Le réalisateur Cherien Dabis essaie de donner une forme cinématographique à un traumatisme intergénérationnel prenant la responsabilité de représenter une population opprimée, humiliée et décimée devant un envahisseur armé. Tout ce qui vous reste est maintenant au cinéma, distribué par Offine Ubu.
Les premières images nous emmènent en Cisjordanie en 1988 avec deux adolescents amis qui se poursuivent dans la rue. Le climat ludique change lorsque les garçons remarquent que certaines personnes regroupées devant un point de contrôle. L'un d'eux rejoint les manifestations contre l'armée avec le cri d'Intifada (révolution), la situation tombe rapidement et des coups d'armes à feu sont abattus.
C'est le prologue de tout ce qui vous reste, placé au centre de l'arc narratif long de l'histoire qui couvre un temps de plus de soixante-dix ans. Le premier étage d'une femme âgée explique que pour comprendre qui est son fils, nous devons connaître l'histoire du grand-père. C'est là que commence l'histoire de la saga d'une famille palestinienne, en 1948, lorsque Nakba a été mise en œuvre, le nettoyage ethnique des Arabes palestiniens par l'armée israélienne par l'expropriation des terres, des biens et des propriétés et le déplacement forcé.

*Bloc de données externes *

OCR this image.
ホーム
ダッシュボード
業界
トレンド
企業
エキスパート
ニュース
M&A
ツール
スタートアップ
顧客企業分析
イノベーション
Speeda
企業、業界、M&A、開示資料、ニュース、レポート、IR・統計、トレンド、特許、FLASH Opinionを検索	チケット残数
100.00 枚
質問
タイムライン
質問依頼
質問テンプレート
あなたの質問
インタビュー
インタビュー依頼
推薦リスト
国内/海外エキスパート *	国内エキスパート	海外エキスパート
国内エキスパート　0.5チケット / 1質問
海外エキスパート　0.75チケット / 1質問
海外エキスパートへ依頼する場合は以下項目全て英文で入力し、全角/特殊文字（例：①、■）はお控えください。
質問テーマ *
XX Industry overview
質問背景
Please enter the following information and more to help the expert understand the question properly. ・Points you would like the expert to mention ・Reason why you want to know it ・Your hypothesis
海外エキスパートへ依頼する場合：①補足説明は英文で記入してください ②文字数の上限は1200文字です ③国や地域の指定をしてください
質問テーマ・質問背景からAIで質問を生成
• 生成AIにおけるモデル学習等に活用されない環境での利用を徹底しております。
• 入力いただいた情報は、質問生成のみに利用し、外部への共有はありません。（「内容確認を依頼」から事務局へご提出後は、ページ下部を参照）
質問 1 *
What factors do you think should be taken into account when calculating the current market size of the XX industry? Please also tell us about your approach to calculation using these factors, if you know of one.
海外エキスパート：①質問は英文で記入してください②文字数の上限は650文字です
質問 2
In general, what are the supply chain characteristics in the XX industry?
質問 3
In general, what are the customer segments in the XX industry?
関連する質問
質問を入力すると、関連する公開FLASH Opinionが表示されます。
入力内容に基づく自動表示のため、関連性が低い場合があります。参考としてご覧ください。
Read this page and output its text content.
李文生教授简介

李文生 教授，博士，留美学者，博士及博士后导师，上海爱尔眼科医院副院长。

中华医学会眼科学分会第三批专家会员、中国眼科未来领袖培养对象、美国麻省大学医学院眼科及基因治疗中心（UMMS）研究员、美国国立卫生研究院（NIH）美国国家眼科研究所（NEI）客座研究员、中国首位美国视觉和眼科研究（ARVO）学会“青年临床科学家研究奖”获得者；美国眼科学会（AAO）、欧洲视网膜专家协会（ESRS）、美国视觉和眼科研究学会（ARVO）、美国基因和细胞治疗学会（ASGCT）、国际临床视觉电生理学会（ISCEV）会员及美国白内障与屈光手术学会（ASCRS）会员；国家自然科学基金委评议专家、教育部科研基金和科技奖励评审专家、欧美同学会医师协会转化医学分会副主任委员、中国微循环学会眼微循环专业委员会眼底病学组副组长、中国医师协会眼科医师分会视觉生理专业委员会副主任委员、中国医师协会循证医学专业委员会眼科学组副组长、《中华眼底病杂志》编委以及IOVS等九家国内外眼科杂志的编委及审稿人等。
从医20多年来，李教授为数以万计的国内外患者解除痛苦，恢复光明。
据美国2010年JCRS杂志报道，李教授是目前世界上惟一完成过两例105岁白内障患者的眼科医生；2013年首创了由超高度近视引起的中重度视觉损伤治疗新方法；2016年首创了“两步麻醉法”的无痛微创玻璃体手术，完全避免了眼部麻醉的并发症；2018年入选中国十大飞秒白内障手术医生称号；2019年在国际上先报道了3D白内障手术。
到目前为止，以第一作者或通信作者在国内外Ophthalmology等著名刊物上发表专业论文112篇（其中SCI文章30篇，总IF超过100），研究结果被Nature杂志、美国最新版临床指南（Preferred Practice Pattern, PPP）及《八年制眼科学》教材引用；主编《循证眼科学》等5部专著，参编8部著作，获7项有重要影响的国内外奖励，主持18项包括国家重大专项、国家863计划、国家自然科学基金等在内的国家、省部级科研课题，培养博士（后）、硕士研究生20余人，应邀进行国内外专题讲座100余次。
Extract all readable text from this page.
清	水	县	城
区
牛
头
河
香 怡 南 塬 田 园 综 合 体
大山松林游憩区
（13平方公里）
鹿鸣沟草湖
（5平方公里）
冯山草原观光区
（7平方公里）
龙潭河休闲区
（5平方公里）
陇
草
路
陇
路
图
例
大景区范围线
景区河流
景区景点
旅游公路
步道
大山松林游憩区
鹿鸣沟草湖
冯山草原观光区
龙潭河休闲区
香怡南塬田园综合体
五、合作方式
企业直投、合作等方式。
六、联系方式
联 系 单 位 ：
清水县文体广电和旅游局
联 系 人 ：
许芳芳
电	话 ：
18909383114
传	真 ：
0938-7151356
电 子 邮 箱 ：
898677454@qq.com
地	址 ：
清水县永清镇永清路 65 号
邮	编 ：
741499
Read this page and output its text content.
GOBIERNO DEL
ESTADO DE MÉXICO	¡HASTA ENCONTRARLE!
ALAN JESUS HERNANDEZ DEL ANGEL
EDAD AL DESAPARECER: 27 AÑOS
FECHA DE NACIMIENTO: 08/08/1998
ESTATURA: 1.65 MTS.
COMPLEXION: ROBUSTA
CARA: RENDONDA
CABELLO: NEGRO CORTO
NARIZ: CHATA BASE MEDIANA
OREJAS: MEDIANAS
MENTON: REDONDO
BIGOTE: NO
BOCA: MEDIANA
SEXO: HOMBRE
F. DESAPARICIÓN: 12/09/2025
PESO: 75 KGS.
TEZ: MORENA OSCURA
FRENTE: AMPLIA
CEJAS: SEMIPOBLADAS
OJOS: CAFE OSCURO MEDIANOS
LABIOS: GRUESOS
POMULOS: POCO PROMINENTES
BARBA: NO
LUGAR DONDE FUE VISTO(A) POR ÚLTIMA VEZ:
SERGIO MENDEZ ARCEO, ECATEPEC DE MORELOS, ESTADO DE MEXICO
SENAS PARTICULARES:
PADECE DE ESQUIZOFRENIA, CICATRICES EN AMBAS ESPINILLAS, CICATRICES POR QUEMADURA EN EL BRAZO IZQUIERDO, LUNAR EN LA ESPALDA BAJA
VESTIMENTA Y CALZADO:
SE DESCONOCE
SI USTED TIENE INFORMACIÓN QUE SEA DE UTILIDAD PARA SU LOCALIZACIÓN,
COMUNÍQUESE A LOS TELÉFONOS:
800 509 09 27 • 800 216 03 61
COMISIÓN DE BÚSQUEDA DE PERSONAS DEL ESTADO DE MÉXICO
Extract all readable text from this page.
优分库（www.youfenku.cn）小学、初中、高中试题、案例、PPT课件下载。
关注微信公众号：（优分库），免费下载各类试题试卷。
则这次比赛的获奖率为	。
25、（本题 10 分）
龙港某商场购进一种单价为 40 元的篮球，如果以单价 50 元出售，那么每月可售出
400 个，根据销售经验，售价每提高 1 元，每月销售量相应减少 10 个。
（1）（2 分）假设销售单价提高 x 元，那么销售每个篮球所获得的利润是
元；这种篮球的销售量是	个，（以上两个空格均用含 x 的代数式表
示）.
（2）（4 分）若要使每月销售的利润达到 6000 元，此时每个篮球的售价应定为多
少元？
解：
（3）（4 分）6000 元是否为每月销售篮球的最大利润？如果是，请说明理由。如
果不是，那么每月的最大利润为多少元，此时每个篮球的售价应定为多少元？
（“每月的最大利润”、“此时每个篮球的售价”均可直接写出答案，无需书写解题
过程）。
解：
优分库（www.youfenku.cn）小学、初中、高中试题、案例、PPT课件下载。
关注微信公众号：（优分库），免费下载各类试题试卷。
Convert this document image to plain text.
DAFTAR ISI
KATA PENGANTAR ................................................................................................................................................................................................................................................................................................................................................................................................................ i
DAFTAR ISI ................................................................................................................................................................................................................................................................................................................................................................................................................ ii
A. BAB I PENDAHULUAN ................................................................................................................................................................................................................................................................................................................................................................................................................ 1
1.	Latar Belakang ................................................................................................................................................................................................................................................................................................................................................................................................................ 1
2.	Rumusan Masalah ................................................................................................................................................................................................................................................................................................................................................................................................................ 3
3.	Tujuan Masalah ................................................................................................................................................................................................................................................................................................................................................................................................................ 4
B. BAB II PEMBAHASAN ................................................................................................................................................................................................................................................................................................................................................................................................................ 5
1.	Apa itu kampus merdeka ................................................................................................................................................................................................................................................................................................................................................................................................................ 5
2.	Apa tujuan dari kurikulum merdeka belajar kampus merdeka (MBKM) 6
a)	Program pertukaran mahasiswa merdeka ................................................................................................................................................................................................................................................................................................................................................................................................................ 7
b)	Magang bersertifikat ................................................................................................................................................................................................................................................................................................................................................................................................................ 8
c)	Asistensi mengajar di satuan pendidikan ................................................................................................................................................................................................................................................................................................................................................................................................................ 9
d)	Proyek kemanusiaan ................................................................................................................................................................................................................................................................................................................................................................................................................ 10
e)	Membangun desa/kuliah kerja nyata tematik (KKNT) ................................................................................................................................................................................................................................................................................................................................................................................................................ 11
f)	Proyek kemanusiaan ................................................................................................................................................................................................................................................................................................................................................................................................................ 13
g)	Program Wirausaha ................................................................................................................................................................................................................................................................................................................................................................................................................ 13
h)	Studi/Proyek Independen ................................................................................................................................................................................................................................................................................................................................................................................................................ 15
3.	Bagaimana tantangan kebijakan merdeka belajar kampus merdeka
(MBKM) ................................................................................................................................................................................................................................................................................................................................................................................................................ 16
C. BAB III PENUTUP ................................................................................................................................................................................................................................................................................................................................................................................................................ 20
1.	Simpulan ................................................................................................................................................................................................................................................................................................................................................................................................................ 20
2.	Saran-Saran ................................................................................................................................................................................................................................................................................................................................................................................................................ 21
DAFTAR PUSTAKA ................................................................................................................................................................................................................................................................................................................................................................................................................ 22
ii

Le visage de cette femme, couvert par un maquillage pour vieillir, appartient à Cherien Dabis, réalisateur, scénariste et protagoniste féminin du film. Avec ces responsabilités artistiques sur les épaules, Dabis essaie de donner une forme cinématographique à un traumatisme intergénérationnel prenant la charge supplémentaire de dépeindre une population humiliée devant un envahisseur armé.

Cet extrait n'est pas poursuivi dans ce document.